Futebol/Bastidores - ( - Atualizado )

Rosenberg nega crise e credita bom momento do Timão à paz política

Edoardo Ghirotto, especial para a GE.Net São Paulo (SP)

A reunião convocada pelo Conselho Deliberativo do Corinthians, na última segunda-feira, teve o presidente Mário Gobbi e o vice Luis Paulo Rosenberg satisfeitos com o desfecho do encontro entre a cúpula alvinegra. Aparentando tranquilidade, os mandatários trataram de negar qualquer tensão nos debates sobre os contratos do estádio alvinegro e garantiram que todas as decisões foram aprovadas por unanimidade.

Informações internas davam conta de que os dirigentes teriam se exaltado durante as conversas sobre os contratos de concessão da Arena Corinthians após a Copa do Mundo. A tensão girava em torno da desconfiança mantida pelo conselheiro Edgard Ortiz no acordo traçado pela diretoria com a empreiteira Odebrecht. Os problemas, porém, foram negados pelo próprio Rosenberg, que ainda elogiou o comportamento de Ortiz no encontro.

“Tudo que propusemos foi aprovado por unanimidade. O Conselho está feliz, o Edgard Ortiz é boa gente, muito bem intencionado, e ele se mostrou satisfeito depois que eu terminei a minha exposição”, comentou o vice-presidente do Timão, em um evento organizado para anunciar uma parceria que viabilizará a construção de arquibancadas provisórias na Arena.

A paz interior exaltada por Rosenberg fez com que o dirigente afastasse qualquer polêmica envolvendo a cúpula do Timão. “O Corinthians está em um período que valoriza até se cagar esterco. É preciso entender que o clube vive em clima eleitoral e ser presidente do Corinthians é tão grandioso que muitas pessoas acalentam esse sonho”, acrescentou.

Djalma Vassão/Gazeta Press
O vice-presidente Rosenberg tratou de negar qualquer crise nos bastidores do Timão: "Valoriza até se cagar esterco"
O vice corintiano também aproveitou para comentar sobre o processo de reestruturação do clube a partir da gestão de Andrés Sanchez. Rosenberg procurou apontar a ausência de uma oposição enérgica e de ex-presidentes envolvidos na política alvinegra como um dos grandes fatores que estimularam o ressurgimento da equipe após a queda para a Série B do Brasileiro, em 2007.

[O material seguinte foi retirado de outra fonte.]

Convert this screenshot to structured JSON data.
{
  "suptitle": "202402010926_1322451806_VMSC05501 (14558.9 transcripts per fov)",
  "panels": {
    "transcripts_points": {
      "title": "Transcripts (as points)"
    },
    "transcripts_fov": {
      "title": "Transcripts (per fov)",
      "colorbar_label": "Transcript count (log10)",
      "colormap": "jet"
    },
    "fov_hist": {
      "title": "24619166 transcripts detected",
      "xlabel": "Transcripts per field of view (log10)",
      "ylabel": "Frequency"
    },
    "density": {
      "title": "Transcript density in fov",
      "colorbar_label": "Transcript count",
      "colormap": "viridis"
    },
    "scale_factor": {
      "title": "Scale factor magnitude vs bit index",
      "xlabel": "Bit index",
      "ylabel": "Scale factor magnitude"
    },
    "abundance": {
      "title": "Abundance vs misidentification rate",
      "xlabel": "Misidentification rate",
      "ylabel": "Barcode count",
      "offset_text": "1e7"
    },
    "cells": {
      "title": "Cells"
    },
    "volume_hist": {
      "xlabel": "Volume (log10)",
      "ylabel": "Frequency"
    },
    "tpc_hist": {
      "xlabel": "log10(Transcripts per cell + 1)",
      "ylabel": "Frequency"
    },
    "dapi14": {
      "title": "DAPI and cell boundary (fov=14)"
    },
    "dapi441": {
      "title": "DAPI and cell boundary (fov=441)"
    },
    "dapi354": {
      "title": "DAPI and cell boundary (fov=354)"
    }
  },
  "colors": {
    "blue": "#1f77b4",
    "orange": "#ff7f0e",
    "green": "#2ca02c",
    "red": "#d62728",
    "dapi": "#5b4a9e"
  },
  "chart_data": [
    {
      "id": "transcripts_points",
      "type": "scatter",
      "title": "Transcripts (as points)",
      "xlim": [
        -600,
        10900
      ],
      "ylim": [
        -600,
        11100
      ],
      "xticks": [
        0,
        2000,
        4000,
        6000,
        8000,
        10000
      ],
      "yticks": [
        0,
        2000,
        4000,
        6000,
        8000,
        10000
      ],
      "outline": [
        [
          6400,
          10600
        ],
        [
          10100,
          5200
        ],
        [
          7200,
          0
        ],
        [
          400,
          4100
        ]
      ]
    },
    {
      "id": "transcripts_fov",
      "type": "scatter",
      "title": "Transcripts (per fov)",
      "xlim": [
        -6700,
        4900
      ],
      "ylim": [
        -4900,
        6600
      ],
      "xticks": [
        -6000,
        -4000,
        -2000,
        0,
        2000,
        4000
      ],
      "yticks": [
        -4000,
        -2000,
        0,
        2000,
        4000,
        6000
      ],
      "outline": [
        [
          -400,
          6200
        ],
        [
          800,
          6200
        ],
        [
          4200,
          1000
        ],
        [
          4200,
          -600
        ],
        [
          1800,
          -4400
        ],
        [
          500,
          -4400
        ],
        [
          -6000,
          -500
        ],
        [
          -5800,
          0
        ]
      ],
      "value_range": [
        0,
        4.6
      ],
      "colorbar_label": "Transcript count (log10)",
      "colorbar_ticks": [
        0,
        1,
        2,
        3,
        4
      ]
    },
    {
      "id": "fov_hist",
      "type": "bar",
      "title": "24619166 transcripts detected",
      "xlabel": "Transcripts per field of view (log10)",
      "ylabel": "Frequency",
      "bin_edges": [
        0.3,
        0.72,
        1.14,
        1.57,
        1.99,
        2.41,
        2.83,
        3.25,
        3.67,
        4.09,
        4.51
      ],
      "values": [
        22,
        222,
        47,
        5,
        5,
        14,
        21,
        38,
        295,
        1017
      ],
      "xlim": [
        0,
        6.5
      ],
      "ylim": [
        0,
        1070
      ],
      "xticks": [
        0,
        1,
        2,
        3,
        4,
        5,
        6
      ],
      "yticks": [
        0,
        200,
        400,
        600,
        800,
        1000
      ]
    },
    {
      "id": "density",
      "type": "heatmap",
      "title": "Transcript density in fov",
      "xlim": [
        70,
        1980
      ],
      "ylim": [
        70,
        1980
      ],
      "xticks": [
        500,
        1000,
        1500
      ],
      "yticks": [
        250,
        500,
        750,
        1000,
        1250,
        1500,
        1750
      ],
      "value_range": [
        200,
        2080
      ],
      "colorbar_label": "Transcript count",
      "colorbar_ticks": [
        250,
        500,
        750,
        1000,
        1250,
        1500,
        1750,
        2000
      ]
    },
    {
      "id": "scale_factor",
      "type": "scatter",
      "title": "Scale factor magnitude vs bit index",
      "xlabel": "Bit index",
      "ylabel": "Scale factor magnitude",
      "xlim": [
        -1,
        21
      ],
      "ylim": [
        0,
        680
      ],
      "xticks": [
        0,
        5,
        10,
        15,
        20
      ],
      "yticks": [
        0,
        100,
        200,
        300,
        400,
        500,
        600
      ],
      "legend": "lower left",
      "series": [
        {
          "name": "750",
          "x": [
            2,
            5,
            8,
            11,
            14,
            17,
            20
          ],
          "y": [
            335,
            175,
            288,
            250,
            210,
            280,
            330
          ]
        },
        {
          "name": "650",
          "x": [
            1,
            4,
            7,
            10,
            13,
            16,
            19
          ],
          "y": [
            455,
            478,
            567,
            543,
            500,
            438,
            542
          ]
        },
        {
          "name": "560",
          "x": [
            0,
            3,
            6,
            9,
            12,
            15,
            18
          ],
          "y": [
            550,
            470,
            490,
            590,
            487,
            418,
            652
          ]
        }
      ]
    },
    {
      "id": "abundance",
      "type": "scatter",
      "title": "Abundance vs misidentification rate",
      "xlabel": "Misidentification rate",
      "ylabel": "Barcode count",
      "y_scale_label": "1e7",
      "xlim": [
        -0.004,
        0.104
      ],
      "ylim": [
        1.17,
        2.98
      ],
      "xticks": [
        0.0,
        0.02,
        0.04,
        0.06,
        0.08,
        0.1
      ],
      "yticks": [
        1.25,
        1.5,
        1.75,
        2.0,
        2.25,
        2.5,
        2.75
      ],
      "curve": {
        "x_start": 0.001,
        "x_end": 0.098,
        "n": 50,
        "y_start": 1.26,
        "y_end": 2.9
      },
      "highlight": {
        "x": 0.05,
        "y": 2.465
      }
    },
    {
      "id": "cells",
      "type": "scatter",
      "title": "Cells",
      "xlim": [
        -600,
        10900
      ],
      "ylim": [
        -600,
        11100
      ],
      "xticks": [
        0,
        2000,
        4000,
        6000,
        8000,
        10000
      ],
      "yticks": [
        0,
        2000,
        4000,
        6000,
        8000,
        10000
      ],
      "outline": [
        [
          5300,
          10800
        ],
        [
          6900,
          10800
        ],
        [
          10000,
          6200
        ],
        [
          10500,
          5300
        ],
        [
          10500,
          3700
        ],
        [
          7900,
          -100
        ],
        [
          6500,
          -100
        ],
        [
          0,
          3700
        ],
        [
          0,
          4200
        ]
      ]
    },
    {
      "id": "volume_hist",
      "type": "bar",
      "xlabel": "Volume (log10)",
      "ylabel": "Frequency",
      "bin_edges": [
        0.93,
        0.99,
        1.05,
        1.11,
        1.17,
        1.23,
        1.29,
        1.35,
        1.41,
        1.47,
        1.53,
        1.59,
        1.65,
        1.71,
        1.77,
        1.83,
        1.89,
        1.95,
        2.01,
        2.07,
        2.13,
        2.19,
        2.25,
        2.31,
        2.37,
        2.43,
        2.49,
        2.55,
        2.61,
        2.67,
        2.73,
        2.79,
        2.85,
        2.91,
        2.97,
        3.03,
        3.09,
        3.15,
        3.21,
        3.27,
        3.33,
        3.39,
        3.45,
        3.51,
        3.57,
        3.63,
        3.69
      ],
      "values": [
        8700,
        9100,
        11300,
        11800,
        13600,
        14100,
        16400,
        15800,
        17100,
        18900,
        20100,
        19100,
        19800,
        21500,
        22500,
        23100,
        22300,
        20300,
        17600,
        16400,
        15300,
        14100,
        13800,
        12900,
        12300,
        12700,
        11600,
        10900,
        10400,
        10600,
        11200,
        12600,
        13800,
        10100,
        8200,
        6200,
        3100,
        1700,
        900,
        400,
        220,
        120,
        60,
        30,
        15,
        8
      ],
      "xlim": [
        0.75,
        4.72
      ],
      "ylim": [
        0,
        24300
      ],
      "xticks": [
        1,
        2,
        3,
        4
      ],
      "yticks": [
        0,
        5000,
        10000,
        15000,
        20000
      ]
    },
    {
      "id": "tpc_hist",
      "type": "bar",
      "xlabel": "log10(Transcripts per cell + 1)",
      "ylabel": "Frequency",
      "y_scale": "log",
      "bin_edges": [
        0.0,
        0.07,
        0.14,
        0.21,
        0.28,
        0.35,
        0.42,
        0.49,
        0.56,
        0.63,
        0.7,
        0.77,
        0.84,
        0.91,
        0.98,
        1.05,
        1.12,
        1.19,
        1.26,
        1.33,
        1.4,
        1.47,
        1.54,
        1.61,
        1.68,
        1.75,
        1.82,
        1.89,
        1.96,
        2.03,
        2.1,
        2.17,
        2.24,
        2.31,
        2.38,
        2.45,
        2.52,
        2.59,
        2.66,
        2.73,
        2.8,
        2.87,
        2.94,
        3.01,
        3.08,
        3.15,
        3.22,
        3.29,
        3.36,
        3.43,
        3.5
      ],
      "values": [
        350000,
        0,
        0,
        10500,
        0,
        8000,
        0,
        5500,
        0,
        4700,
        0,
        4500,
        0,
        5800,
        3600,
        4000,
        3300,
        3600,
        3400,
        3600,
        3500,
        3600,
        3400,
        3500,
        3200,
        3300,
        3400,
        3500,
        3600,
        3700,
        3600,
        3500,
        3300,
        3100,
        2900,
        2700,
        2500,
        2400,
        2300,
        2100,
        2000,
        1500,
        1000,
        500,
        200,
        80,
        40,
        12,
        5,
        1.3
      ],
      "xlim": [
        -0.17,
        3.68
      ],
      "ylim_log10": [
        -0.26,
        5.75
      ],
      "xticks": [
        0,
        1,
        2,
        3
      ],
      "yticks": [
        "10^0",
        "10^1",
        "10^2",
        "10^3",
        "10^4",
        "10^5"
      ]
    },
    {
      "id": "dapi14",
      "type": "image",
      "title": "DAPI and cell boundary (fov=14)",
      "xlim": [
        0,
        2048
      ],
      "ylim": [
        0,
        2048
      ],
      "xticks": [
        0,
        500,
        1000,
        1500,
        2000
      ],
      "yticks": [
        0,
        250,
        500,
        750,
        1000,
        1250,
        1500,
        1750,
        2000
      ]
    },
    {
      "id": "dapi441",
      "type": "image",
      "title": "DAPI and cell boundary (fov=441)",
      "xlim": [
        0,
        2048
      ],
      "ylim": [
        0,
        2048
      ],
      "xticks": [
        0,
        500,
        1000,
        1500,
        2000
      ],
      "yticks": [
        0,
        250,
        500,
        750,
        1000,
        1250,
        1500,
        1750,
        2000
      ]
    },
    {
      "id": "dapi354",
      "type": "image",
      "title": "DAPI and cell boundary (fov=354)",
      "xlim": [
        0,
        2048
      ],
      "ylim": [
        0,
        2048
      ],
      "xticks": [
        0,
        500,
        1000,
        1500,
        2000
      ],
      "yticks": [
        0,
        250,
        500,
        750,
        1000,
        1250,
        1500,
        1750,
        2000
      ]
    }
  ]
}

“No mandato do Andrés, a gente saía de uma crise muito brava e o nosso grupo trabalhava com muita tranquilidade. Aqui a coisa é um pouco mais complicada. Eu quero fazer uma tese de mestrado sobre o índice de deterioração gerencial. A ideia é de que quanto mais ex-presidentes vivos, mais ferrado um clube está. O Andrés teve a sorte de não ter praticamente nenhum e agora cada um dos seus auxiliares se acha no direito de se sentir o sucessor”, concluiu.

Rosenberg cita até o rival Palmeiras para exaltar paz interna no Timão - O posicionamento mantido pelo vice-presidente do Corinthians fez com que a presença de Mustafá Contursi, mandatário do rival Palmeiras entre 1993 a 2005, também virasse assunto. Segundo o dirigente, o caso alviverde é o principal exemplo de interferência externa na administração interna de um clube.

“Este é um caso explícito. É natural o que eu estou falando. A maior pulverização ao poder é a briga de antigos presidentes que querem chegar ao poder. É ruim para todos os clubes. O fato de o clube estar no bojo de um processo revolucionário com a queda do Dualib facilita a nossa vida. E não tenha dúvida que isso foi crucial para fazer tudo que fizemos até hoje”, ponderou Rosenberg.